Medium, however, is different.

Namely, if I am following you correctly, the differences you are pointing out should invalidate CRPGs as RPGs.

Correct.

But TRPGs frequently fail at either manifesting these differences or at even meeting or caring about the criteria you are using as your starting point.

I have yet to encounter such a game. Show me.

Are you then saying that these TRPGs then fail at being RPGs?

If you are, how do you account for the fact that both mediums can fail your criteria at the same rate?

This is just extended rhetoric. II am not saying that, and hence I don't have to account for anything.

Doesn't that indicate that the genre is somehow transcendant of medium.

yes.

If both a GM and Videogame forbid an action, but if when a GM does it he does not prevent a player from choosing the action then how does a VG prevent the player from choosing the action? As far as I am concerned there is no functional difference between a player yelling at me in my MilSF game that he turns into a dragon and my yelling at my game of Halo that I want Master Chief to turn into a dragon. Neither are going to happen in the shared game world. If I'm still playing an RPG in the first case how am I not playing an RPG in the second?

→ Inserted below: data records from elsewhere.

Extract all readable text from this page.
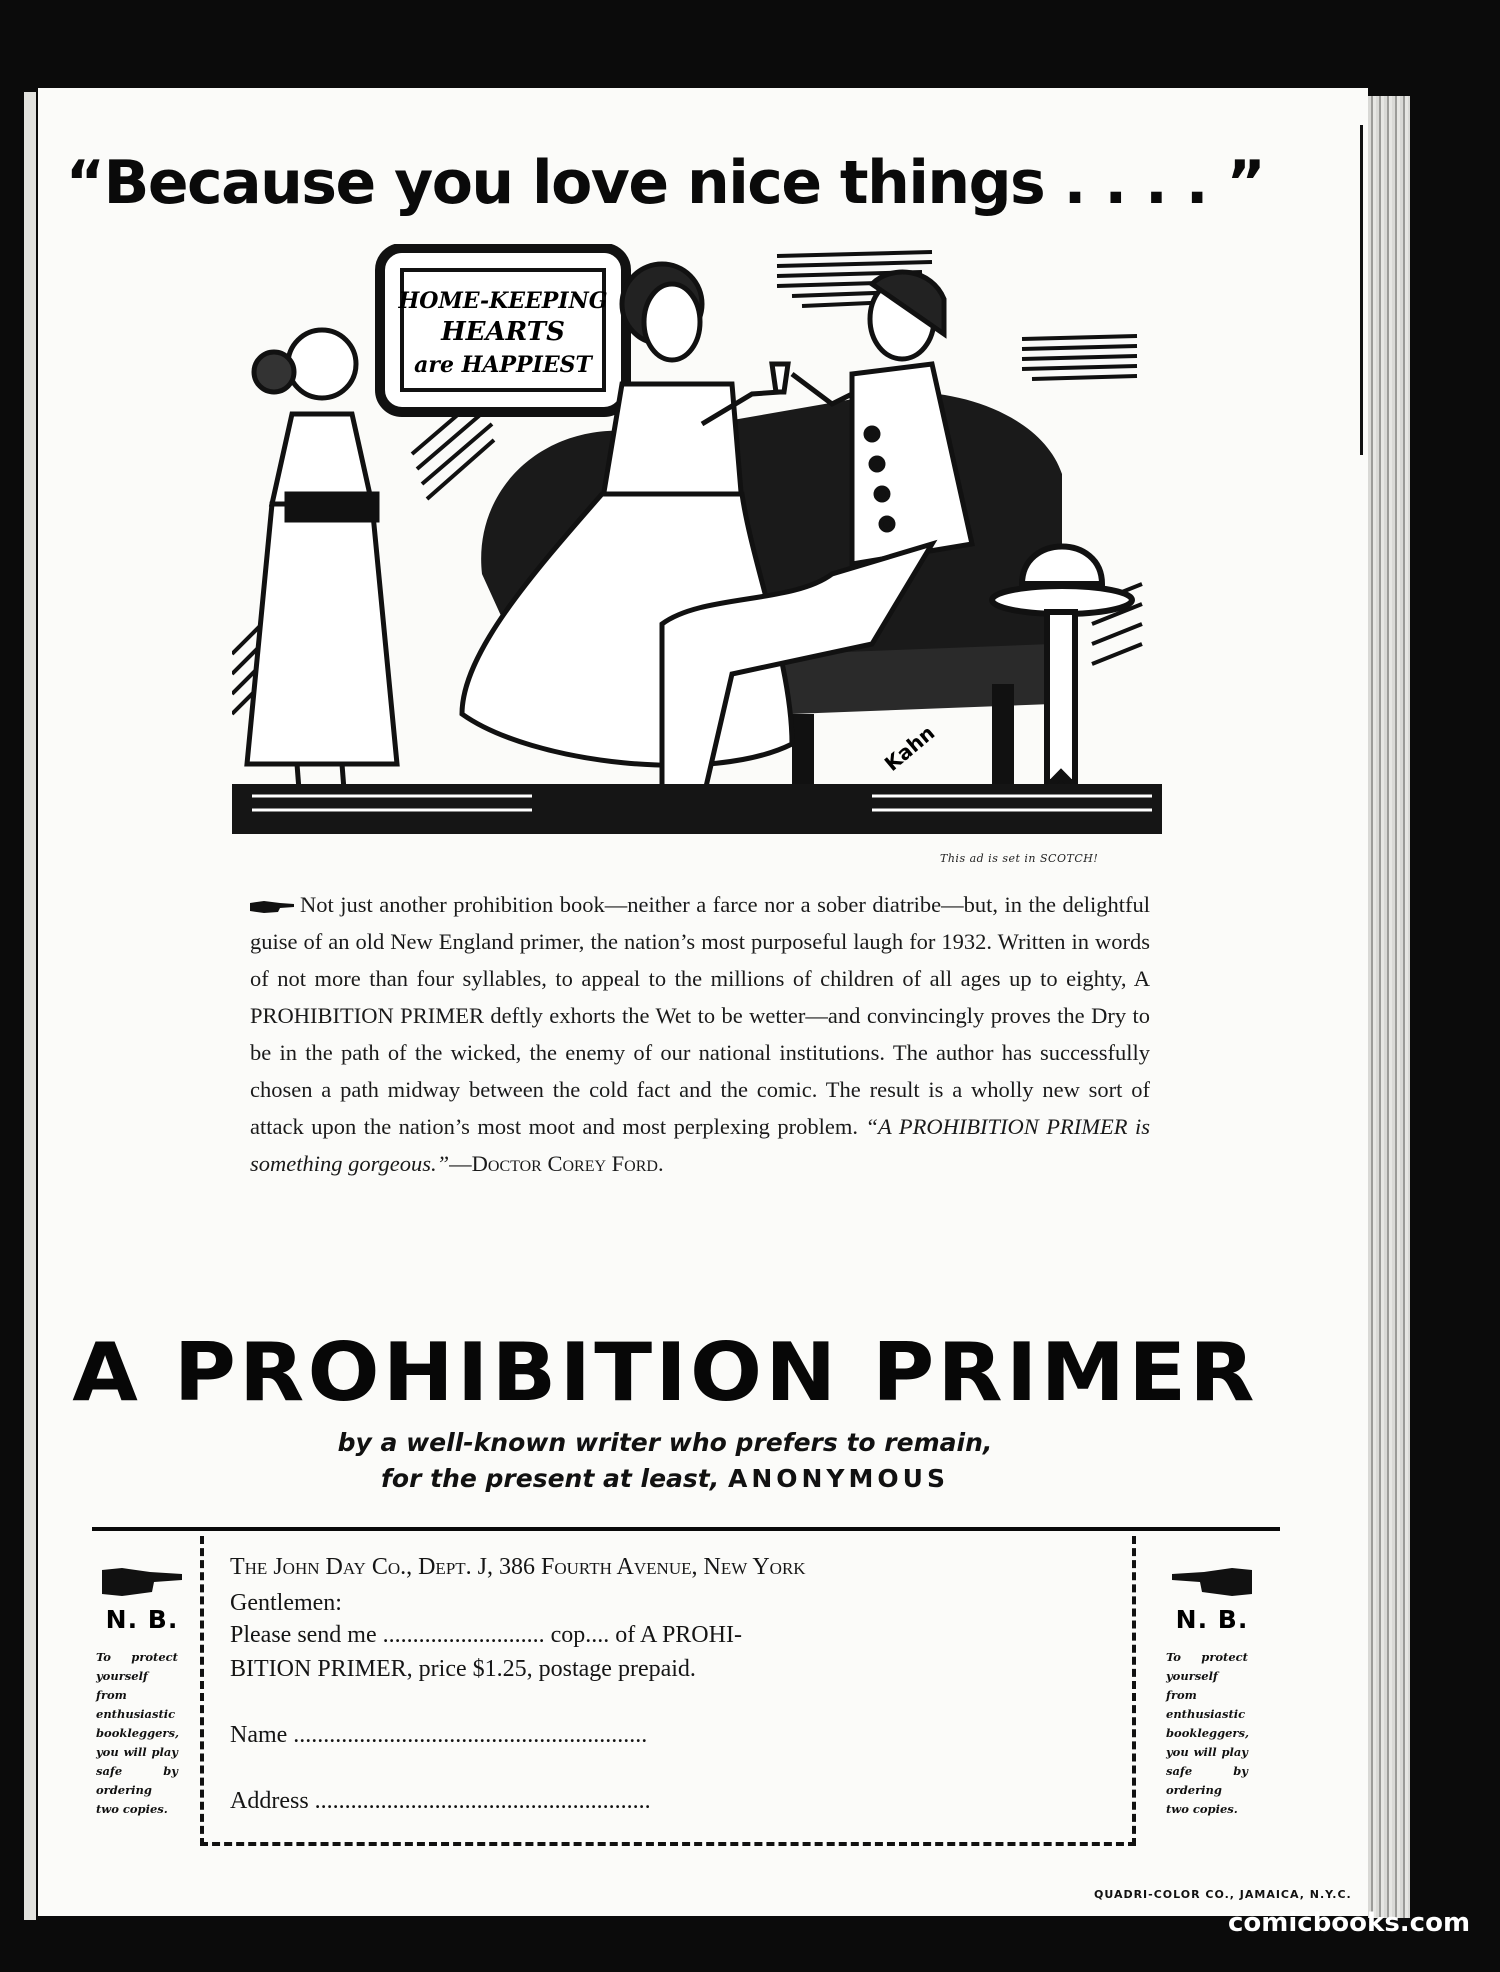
“Because you love nice things . . . . ”
HOME-KEEPING
HEARTS
are HAPPIEST
Kahn
This ad is set in SCOTCH!

Not just another prohibition book—neither a farce nor a sober diatribe—but, in the delightful guise of an old New England primer, the nation’s most purposeful laugh for 1932. Written in words of not more than four syllables, to appeal to the millions of children of all ages up to eighty, A PROHIBITION PRIMER deftly exhorts the Wet to be wetter—and convincingly proves the Dry to be in the path of the wicked, the enemy of our national institutions. The author has successfully chosen a path midway between the cold fact and the comic. The result is a wholly new sort of attack upon the nation’s most moot and most perplexing problem. “A PROHIBITION PRIMER is something gorgeous.”—Doctor Corey Ford.

A PROHIBITION PRIMER

by a well-known writer who prefers to remain,

for the present at least, ANONYMOUS

The John Day Co., Dept. J, 386 Fourth Avenue, New York

Gentlemen:

Please send me ........................... cop.... of A PROHI-

BITION PRIMER, price $1.25, postage prepaid.

Name ...........................................................

Address ........................................................

N. B.

To protect yourself from enthusiastic bookleggers, you will play safe by ordering two copies.

N. B.

To protect yourself from enthusiastic bookleggers, you will play safe by ordering two copies.

QUADRI-COLOR CO., JAMAICA, N.Y.C.
comicbooks.com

Games have rules. They might have rules for turning into a dragon, or they might not. It might make sense, or it might not. The limitations of a game engine and the limitations of a story are similar only in that they are both limitations. The rules in this case include an imaginary reality which must be adhered to.

The freedom principle does not allow the player to cheat, to pull a gun on the GM and shoot him, to commit bank fraud on the internet, or to change the rules of the game. It only allows him to make a decision "as if" the character, however he chooses to resolve that decision.

If the character cannot turn into a dragon, he cannot choose to do so. If the character can turn into a dragon, he can choose to turn into a dragon or not to turn into a dragon.

The new facet to the argument is your claim that social metagame problems are both outside the context of the game and can't represent failures of the game. This seems awfully arbitrary, but that same stroke I could claim that crash enducing bugs are failures of the hardware or code rather than the game. Solid social metagame dynamics are as important and pivotal to a functional TRPG as good code is to a CRPG.

Solid social metagame mechanics are important to a good game, but they are also outside the realm of game design. No game design can prevent the GM from giving his girlfriend two holy avengers or shooting someone in the chest with a paintball game to show a player "how it would feel" to be shot.

All right, I can accept this for the moment. I assume this isn't the only way an RPG can fail to be an RPG by your criteria. Is this the only way a TRPG can fail to be an RPG?

A game fails to be a RPG by failing to meet any one necessary criterion. I have described four which I use, which I feel includes virtually everything that is an RPG and excludes virtually everything that isn't.

Hong uses a different definition, and that's fine for him. I find my criteria more functional.